Medication nonadherence is a serious public health issue. It costs the NHS approximately £500 million every year, as well as countless hours of work dealing with problems which arise due to patients not taking prescribed medications as directed. As the former US general surgeon, Dr C Everett Koop, stated, “drugs don’t work in patients who don’t take them.”
Across the UK, one billion items are prescribed and dispensed by pharmacists every year. However, one in five patients surveyed as part of the True Cost of Medication Non- Adherence report admitted to not taking their medication as prescribed. “Non-adherence is a big problem,” Ric Fordham, Professor of Applied Health and Economics at the University of East Anglia, UK, said in the study. “When patients don’t feel ill, or they start to feel better, they think there is no need for them to take their drugs anymore. Patients then don’t get the full benefit of them and that ends up reducing the cost effectiveness of the drugs.”

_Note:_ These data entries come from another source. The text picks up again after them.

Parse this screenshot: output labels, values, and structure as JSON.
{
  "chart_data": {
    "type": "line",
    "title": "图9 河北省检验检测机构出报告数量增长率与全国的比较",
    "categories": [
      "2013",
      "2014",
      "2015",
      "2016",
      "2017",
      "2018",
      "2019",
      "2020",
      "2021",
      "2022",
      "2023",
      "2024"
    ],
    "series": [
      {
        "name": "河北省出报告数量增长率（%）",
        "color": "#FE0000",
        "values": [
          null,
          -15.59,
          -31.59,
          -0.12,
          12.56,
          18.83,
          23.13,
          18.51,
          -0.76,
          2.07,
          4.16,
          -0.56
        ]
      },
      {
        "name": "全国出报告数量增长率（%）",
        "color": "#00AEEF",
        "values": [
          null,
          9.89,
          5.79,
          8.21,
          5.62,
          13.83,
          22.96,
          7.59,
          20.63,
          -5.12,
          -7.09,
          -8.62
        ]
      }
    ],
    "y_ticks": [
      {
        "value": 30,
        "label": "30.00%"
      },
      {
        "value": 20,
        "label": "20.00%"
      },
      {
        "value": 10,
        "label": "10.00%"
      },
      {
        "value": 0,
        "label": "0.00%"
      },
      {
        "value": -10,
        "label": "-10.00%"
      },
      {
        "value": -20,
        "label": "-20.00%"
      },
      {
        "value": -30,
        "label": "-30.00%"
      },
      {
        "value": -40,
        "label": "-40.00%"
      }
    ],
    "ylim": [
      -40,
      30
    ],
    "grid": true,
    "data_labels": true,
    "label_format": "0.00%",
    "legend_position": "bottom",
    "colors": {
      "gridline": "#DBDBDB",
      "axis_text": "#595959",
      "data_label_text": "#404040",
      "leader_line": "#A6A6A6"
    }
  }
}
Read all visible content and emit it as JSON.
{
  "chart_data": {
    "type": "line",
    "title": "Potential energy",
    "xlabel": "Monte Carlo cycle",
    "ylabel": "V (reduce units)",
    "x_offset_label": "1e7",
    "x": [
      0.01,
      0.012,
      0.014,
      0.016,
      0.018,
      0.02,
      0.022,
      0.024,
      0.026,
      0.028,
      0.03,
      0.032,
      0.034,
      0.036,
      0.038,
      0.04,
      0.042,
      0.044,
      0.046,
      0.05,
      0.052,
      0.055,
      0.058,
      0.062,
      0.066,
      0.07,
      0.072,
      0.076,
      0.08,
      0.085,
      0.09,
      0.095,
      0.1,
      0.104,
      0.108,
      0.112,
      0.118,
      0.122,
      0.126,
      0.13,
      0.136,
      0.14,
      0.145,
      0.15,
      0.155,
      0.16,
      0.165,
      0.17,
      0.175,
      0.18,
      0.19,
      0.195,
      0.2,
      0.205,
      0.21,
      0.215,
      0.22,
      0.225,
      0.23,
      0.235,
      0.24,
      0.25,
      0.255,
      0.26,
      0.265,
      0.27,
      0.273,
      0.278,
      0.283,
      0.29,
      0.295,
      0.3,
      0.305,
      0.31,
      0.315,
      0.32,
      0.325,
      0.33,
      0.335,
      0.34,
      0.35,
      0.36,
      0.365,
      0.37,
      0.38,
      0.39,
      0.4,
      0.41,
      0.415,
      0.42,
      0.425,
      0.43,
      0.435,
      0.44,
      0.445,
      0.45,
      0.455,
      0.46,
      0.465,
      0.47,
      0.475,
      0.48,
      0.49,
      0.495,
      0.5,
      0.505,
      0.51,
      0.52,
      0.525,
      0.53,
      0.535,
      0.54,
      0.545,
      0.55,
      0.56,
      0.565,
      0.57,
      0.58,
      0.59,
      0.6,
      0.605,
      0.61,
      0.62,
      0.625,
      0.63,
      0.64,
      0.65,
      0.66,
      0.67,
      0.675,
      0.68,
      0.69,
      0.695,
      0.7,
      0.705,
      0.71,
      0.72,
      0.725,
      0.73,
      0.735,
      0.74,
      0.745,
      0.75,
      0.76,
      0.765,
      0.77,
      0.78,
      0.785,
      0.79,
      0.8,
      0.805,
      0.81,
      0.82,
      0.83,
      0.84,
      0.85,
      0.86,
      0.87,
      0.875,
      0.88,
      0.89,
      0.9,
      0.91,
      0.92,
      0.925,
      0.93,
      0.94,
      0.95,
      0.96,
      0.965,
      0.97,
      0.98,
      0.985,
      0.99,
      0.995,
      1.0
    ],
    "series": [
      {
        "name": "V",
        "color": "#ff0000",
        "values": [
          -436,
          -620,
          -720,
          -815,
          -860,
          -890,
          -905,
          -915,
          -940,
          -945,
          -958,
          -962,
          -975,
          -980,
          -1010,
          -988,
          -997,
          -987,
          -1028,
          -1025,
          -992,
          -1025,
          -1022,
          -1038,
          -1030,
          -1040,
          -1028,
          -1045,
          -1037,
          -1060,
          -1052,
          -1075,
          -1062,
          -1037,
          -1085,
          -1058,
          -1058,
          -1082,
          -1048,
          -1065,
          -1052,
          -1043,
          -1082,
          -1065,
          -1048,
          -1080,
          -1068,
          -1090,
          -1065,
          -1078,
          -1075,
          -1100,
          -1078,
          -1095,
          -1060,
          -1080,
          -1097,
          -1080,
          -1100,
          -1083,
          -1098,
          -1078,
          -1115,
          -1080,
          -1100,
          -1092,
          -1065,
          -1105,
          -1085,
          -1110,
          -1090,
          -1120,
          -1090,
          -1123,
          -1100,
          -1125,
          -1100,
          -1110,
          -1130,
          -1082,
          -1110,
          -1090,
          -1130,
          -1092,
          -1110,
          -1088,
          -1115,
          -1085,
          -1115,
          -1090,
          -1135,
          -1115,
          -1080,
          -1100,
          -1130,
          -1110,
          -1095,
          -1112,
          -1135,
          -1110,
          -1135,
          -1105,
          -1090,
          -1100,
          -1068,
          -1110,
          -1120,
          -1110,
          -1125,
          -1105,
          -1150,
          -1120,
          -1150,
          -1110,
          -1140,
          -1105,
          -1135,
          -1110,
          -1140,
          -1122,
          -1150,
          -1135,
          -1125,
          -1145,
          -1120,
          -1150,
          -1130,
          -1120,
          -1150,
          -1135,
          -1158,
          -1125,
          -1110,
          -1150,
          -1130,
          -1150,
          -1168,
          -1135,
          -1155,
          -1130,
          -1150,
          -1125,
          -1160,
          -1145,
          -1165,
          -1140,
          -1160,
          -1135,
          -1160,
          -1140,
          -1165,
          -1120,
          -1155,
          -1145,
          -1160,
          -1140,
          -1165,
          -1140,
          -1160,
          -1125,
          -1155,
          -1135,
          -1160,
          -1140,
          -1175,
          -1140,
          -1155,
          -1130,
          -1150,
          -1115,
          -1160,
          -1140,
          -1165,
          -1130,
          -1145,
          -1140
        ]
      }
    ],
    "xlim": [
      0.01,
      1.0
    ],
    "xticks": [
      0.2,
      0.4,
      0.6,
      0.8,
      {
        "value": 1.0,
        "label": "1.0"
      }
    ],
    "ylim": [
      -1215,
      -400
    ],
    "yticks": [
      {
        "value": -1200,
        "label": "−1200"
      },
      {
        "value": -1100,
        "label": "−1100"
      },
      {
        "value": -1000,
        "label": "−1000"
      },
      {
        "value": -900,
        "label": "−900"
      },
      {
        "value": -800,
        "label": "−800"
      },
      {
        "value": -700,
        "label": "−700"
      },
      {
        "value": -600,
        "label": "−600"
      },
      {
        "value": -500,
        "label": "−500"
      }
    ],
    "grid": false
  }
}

Nonadherence can be classified as intentional (when a patient actively decides not to take medication or follow treatment recommendations) or unintentional (which can be caused by misunderstanding the prescription requirements, an inability to access or administer prescribed medication, or simple forgetfulness). The National Institute for Health and Care Excellence states that nonadherence should not be considered as just the patient’s problem; ultimately, it represents a fundamental limitation in the delivery of healthcare.